Ao apreciar o requerimento do MPF, a Justiça Federal
entendeu que o lobby no âmbito do Congresso Nacional é um aspecto inerente ao
próprio processo político, sendo que, a princípio, nada há de mais em se tentar
influenciar o relator da PEC 215. Todavia, o juiz afirma que “o problema reside
exatamente no meio utilizado para se efetuar o lobby, no caso mediante
pagamento ao advogado (ou assessor) responsável pela elaboração do parecer,
envolvendo inclusive a Confederação Nacional da Agricultura – CNA”.

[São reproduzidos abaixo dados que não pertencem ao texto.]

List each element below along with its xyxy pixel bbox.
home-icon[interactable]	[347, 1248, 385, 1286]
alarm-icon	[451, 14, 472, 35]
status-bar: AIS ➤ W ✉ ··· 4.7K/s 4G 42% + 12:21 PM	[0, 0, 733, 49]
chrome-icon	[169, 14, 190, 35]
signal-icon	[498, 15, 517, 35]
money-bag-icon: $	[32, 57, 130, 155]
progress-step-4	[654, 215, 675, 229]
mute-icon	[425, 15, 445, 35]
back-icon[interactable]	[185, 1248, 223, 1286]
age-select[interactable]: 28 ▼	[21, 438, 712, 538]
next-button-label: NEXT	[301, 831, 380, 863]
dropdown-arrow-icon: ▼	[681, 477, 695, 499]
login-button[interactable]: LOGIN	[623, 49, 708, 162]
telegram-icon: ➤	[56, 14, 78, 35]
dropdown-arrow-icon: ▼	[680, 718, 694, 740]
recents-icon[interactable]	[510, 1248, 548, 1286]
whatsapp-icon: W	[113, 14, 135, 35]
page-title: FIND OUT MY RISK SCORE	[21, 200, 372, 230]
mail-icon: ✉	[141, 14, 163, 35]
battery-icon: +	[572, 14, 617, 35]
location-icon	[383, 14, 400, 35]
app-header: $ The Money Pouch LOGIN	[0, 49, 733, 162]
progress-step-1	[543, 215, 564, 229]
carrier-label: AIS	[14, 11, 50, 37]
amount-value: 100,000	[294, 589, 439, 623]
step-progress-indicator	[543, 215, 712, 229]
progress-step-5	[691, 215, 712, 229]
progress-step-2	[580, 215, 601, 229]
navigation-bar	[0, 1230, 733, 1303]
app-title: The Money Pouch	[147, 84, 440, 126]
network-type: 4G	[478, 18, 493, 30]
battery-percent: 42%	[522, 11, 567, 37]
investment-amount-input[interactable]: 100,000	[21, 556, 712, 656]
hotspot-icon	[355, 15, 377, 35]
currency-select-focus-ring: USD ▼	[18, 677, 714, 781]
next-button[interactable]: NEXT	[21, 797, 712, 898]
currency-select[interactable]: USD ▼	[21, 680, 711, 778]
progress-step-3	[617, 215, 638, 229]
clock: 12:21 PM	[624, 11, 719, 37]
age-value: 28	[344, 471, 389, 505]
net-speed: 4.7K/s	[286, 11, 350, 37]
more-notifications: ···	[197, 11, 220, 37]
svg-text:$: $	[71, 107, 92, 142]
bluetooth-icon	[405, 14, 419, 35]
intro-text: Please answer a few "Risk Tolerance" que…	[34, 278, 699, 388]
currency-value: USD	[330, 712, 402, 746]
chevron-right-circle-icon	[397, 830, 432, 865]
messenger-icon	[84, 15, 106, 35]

Acrescentou o magistrado federal que “o fato de o relatório
da PEC 215/2000 ter sido, supostamente, 'terceirizado' para a Confederação
Nacional da Agricultura (CNA), representa, a princípio, um desvirtuamento da
conduta do parlamentar responsável pela elaboração da PEC, eis que a CNA é
parte política diretamente interessada no resultado da mencionada PEC”.

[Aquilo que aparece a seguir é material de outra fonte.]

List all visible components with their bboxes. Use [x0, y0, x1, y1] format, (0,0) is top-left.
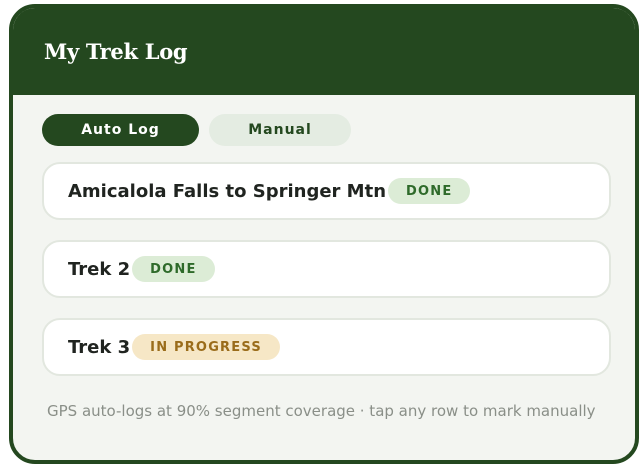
- trek-log-card: My Trek Log Auto Log Manual Amicalola Fa…: [9, 4, 639, 464]
- trek-name: Trek 3: [68, 336, 131, 358]
- status-badge: DONE: [132, 256, 215, 282]
- trek-name: Trek 2: [68, 258, 131, 280]
- footer-note: GPS auto-logs at 90% segment coverage · …: [47, 402, 596, 420]
- page-title: My Trek Log: [44, 39, 188, 64]
- trek-name: Amicalola Falls to Springer Mtn: [68, 180, 387, 202]
- tab-manual[interactable]: Manual: [209, 114, 351, 146]
- trek-row[interactable]: Trek 2 DONE: [42, 240, 611, 298]
- log-mode-tabs: Auto Log Manual: [42, 114, 351, 146]
- status-badge: IN PROGRESS: [132, 334, 280, 360]
- card-header: My Trek Log: [13, 8, 635, 95]
- tab-auto-log[interactable]: Auto Log: [42, 114, 199, 146]
- status-badge: DONE: [388, 178, 471, 204]
- trek-row[interactable]: Trek 3 IN PROGRESS: [42, 318, 611, 376]
- trek-row[interactable]: Amicalola Falls to Springer Mtn DONE: [42, 162, 611, 220]
- trek-list: Amicalola Falls to Springer Mtn DONE Tre…: [42, 162, 611, 396]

Ao final da decisão que decretou a prisão preventiva
de Sebastião Prado, a Justiça Federal ressaltou que “o objeto da PEC é
exatamente poder rever a demarcação de terras indígenas já consumadas como é o
caso de Marãiwatsédé, o que justifica a atitude do investigado e demais
pessoas, ao tentarem a todo custo – segundo informações do MPF –, permanecer na
área da reserva indígena, em total afronta a decisão judicial, transitada em
julgado, na mais alta Corte deste País, no caso o Supremo Tribunal Federal”.
Diversas diligências investigatórias ainda estão em curso,
sendo que os documentos relacionados à possível participação de parlamentares
federais no caso foram remetidos à Procuradoria Geral da República para que
sejam adotadas as medidas cabíveis.
PEC 215 - A proposta de emenda à Constituição nº 215 inclui dentre as competências exclusivas do Congresso Nacional a aprovação de demarcação das terras tradicionalmente ocupadas pelos índios e a ratificação das demarcações já homologadas. Além disso, estabelece critérios e procedimentos de demarcação a serem regulamentados por lei.
PEC 215 - A proposta de emenda à Constituição nº 215 inclui dentre as competências exclusivas do Congresso Nacional a aprovação de demarcação das terras tradicionalmente ocupadas pelos índios e a ratificação das demarcações já homologadas. Além disso, estabelece critérios e procedimentos de demarcação a serem regulamentados por lei.